Copyright ©2006 by Paul Niquette.  All rights reserved.

lucky adj. Having or bringing good fortune; blessed with good fortune;  tending to favor or bring good luck.

The problem for me with the word 'lucky' is that its true significance eludes me.  Whereas an accident is often described as being unlucky, surviving it is just as often attributed to being lucky.  Does that really make sense?  Oh sure, people say things like, "I'd rather be lucky than smart," but that is a false dichotomy if ever there was one.

'Lucky' may be a synonym for 'happy' or for 'successful' (tinctured with modesty), but 'lucky' applies only to the past and offers no protection against being unlucky in the future.  Superstitions feast on that dilemma.  Casinos exploit the opposite version in what mathematicians call  "the gambler's ruin."

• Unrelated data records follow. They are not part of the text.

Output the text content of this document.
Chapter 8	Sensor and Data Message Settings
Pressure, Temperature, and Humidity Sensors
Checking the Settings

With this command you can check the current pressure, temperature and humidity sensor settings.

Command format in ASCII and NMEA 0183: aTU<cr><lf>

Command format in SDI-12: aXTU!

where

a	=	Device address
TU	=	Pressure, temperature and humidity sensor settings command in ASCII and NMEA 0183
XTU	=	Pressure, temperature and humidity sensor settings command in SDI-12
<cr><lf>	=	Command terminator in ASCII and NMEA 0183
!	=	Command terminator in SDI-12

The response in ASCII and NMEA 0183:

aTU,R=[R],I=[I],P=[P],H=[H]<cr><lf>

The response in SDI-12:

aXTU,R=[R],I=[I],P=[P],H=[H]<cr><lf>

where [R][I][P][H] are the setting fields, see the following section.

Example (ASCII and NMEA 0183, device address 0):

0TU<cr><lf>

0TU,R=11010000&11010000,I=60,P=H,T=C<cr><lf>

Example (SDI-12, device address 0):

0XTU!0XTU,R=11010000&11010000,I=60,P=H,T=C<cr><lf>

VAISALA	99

Whatever its retrospective meaning, the concept of being lucky has no predictive value -- and therefore, at least to me, the word 'lucky' has no use, period.  We can stop right there, apart from one exception I can think of...

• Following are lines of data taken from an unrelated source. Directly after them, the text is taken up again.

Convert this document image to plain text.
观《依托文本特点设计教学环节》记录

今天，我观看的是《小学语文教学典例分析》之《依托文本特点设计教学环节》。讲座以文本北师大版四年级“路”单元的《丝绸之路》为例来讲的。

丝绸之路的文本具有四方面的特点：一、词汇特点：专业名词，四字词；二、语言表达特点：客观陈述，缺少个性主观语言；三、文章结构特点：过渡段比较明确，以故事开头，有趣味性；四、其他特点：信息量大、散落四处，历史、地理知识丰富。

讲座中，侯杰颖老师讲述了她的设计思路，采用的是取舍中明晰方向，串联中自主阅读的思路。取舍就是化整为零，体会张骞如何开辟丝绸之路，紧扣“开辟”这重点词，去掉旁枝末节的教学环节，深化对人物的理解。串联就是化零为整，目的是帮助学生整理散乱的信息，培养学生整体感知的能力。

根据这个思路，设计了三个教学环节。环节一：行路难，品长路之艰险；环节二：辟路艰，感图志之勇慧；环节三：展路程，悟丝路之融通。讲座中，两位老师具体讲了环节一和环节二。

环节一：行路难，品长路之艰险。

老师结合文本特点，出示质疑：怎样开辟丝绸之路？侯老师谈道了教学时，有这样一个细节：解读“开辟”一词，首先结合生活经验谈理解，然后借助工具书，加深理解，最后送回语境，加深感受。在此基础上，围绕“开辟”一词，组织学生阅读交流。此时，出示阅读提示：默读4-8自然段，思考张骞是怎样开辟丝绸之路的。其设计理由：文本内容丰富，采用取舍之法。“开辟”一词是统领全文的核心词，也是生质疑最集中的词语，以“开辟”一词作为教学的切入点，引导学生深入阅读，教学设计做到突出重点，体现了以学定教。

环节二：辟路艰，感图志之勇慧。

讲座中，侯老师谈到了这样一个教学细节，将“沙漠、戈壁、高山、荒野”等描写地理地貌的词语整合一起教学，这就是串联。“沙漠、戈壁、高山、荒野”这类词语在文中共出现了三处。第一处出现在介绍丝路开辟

A decade ago, I discovered a new ploy for the interview game (see cunning).   I cheerfully ask, "Do you consider yourself to be lucky?"  It is not intended as a stress question.  Often, however, the candidate will become quite fidgety.  Sure, the answer can be a simple 'yes' or 'no', but I never hear either.

  • In an interview, what applicant for a job would ever say, "No, I do not consider myself to be lucky"?  (Fine, don't let the door-knob hit ya where the good lord split ya.)
  • Nobody has ever told me, "Yes, I consider myself to be lucky."  A typical candidate may actually be both happy and successful -- but also aware that the interview game is not a time for modesty.
It could be that candidates sense my antipathy for the concept, which is just fine with me.

The answer you will most likely hear is an oxymoron: "I make my own luck."  But imagine the predictive insights you will get when you ask, "How?"